A análise do urbano ganha força com a idéia de “laboratório urbano” com a Escola de Chicago nos anos 1930. Os sociólogos do começo do século XX e do fim do século XIX (Simmel, Tarde, Park…) falam, grosso modo, de três formas de mobilidade. . A primeira mobilidade é aquela que compreende o homem como um ser da locomoção, sendo que a cidade o transforma naquele que experimenta tudo pelo olhar, daí a figura do estrangeiro em Simmel, que vê tudo de fora. Transforma-se, com a cidade moderna, a experiência do “ouvir” (aqueles que contam algo, nas pequenas cidades e no meio rural), naquela do “ver”, do que está agora desabrochando em uma “floresta de signos” (Baudelaire) diante dos “olhos”. A segunda mobilidade urbana é aquela do mobilidade social e do lugar de habitação. O habitante da cidade moderna se desloca constantemente e pode trocar de status e de papel social pela educação, pela profissionalização, pelo enriquecimento… A terceira é a que Simmel chama de mobilidade sem deslocamento, a mobilidade que cria uma massa, a mobilidade social pela moda que nos faz aderir ao comum e ao mesmo tempo nos diferenciar. Para Tarde, o jornalismo cria o público e a moda a massa. Nos deslocamos pelo que se chama hoje a “tendência” (na música, nas artes, na roupa, na culinária…).
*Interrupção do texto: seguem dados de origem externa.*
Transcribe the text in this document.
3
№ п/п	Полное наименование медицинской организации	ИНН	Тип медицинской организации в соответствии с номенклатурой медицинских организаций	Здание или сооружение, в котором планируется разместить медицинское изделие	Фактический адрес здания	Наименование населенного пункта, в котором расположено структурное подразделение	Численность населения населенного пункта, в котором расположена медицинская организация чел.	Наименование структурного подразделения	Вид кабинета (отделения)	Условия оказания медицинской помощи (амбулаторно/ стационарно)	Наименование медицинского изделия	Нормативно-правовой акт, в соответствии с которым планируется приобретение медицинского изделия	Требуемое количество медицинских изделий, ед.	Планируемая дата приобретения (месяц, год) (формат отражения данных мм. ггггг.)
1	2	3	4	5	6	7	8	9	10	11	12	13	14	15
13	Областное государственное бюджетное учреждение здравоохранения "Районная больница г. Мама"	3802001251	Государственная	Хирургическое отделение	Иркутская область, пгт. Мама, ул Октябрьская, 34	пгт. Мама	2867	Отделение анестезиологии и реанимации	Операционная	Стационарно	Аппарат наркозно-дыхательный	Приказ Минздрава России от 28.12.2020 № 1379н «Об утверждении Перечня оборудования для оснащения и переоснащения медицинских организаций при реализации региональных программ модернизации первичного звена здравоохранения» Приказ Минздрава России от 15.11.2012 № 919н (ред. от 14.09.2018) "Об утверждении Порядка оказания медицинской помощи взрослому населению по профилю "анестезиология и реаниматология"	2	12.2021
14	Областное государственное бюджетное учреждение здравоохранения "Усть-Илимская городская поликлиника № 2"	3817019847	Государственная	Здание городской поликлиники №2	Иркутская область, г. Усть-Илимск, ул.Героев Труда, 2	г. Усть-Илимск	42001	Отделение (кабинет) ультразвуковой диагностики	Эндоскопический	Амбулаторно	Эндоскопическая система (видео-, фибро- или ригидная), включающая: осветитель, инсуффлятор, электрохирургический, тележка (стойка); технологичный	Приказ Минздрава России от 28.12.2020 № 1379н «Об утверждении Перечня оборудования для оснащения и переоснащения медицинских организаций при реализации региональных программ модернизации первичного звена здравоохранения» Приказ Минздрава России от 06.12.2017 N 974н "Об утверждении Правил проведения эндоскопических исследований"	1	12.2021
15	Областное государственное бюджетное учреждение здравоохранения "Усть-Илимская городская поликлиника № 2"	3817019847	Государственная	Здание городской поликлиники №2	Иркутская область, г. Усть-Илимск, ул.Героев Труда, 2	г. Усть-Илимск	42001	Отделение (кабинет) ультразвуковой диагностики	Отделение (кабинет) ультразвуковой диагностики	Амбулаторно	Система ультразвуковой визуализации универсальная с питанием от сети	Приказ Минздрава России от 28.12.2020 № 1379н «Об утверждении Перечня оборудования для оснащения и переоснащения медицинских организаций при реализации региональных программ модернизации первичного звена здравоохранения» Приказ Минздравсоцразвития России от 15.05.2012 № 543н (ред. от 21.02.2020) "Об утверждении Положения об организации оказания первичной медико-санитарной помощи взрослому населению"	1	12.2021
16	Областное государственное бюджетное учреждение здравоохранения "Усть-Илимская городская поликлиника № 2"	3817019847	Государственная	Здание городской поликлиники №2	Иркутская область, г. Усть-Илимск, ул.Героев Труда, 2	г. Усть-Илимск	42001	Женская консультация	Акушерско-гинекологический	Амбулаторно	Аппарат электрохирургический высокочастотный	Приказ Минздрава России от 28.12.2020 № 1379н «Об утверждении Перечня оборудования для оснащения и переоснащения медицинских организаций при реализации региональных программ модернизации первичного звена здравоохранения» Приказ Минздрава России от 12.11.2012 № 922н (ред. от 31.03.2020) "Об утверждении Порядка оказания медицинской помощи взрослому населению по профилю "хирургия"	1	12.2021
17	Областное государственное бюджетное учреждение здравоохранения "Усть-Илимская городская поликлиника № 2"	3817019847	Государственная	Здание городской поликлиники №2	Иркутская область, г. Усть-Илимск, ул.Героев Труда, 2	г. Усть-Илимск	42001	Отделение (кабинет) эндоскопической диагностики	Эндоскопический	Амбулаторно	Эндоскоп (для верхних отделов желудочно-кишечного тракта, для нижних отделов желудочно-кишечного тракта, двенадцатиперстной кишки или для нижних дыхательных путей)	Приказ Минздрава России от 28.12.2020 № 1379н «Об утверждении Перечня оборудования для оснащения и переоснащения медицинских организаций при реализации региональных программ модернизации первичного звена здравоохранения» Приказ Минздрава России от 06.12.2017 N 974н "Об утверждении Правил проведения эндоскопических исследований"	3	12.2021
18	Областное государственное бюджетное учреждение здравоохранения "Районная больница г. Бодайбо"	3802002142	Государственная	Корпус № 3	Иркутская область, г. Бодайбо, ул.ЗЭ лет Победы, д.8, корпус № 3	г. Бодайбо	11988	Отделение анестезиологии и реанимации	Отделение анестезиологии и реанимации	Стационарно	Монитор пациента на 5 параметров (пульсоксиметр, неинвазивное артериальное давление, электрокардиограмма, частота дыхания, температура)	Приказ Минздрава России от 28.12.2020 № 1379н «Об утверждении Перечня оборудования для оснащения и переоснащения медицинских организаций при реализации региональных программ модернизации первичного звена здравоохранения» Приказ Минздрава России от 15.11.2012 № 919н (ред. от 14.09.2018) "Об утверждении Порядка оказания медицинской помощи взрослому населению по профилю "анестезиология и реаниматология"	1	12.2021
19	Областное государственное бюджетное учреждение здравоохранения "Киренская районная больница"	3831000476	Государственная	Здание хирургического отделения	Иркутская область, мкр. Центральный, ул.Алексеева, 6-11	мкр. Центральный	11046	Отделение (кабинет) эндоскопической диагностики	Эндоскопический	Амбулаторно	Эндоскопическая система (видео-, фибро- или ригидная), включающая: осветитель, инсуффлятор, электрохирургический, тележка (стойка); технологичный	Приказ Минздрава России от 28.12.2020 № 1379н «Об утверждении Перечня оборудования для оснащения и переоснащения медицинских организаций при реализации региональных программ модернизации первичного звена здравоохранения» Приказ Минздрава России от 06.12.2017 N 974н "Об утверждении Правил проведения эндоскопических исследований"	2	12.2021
Talvez possamos, como hipótese, pensar em uma quarta mobilidade, que é a mobilidade informacional, como uma capacidade cognitiva de deslizamento por bens simbólicos, por mensagens, por informações. No começo do século XX essa desterritorialização comunicacional se dava pelos meios de massa: jornais, rádio, TV, revistas, e pelos meios interpessoais: correio, telefone. Aqui, o deslocamento pelos bens simbólicos era imóvel, na maioria das vezes, em espaços privados, sem possibilidade de emissão massiva. Hoje, no começo do século XXI, os territórios informacionais (agora telemáticos e digitais) estão em expansão planetária, utilizando ferramentas ubíquas e permitindo uma mobilidade informacional (emissão e recepção de informação) acoplada a uma mobilidade pelo espaço urbano. Daí o objetivo de começarmos esse texto falando de novas formas de criar sentido, apropriar e estabelecer contatos através das superfícies dos espaços urbanos pelas tecnologias da mobilidade digital. Nessa nova mobilidade informacional, a mobilidade tecnológica (a dos dispositivos) pode permitir uma nova maneira de compreender, dar sentido e criar vivências no espaço das cidades contemporâneas.

Esse texto, como todos que coloco nesse Carnet, é um “work in progress”. Comentários, críticas e sugestões serão muito bem vindos.

Para Ler:

Blanchot, Maurice., La folie du Jour., Paris, Fata Morgana,1973.
Hannerz, Ulf. Explorer la Ville, Paris, Minuit, 1983.
Joseph, Isaac., El Transuente y el espacio urbano., Gedisa, Barcelona, 1988.
Simmel, Georg., Digressions sur l’étranger., in L’École de Chicago. Naissance de l’écologie urbaine. Paris: Éditions du Champ urbain.1979.
Simondon, Gilbert., L’individu et sa genèse physico-biologique, Paris, PUF, 1964.
Tarde, Gabriel de., A Opinião e as Massas., SP, Martins Fontes,2005.

One Reply to “Apropriacao Urbana”

  1. minha primeira reação foi estupidamente comum: "estamos perdidos", depois continuei lendo e refletindo… imagino que possa ser uma maravilha. quantos que como eu agora, há alguns anos, não tiveram esta mesma estupida reação ao ouvir falar dos aparelhos celulares que, embora nos encontrem em "qualquer lugar" é praticamete impossivel aceitar viver sem. mais a fundo no ponto, é a maravilha do ciberespaço se desprendendo da exclusividade virtual e começando a dar sua mão ao mundo "real", como Michelangelo em a criação de adão… é delicioso e ansioso acompanhar de perto estes passos que devem ser dados tao lentamente.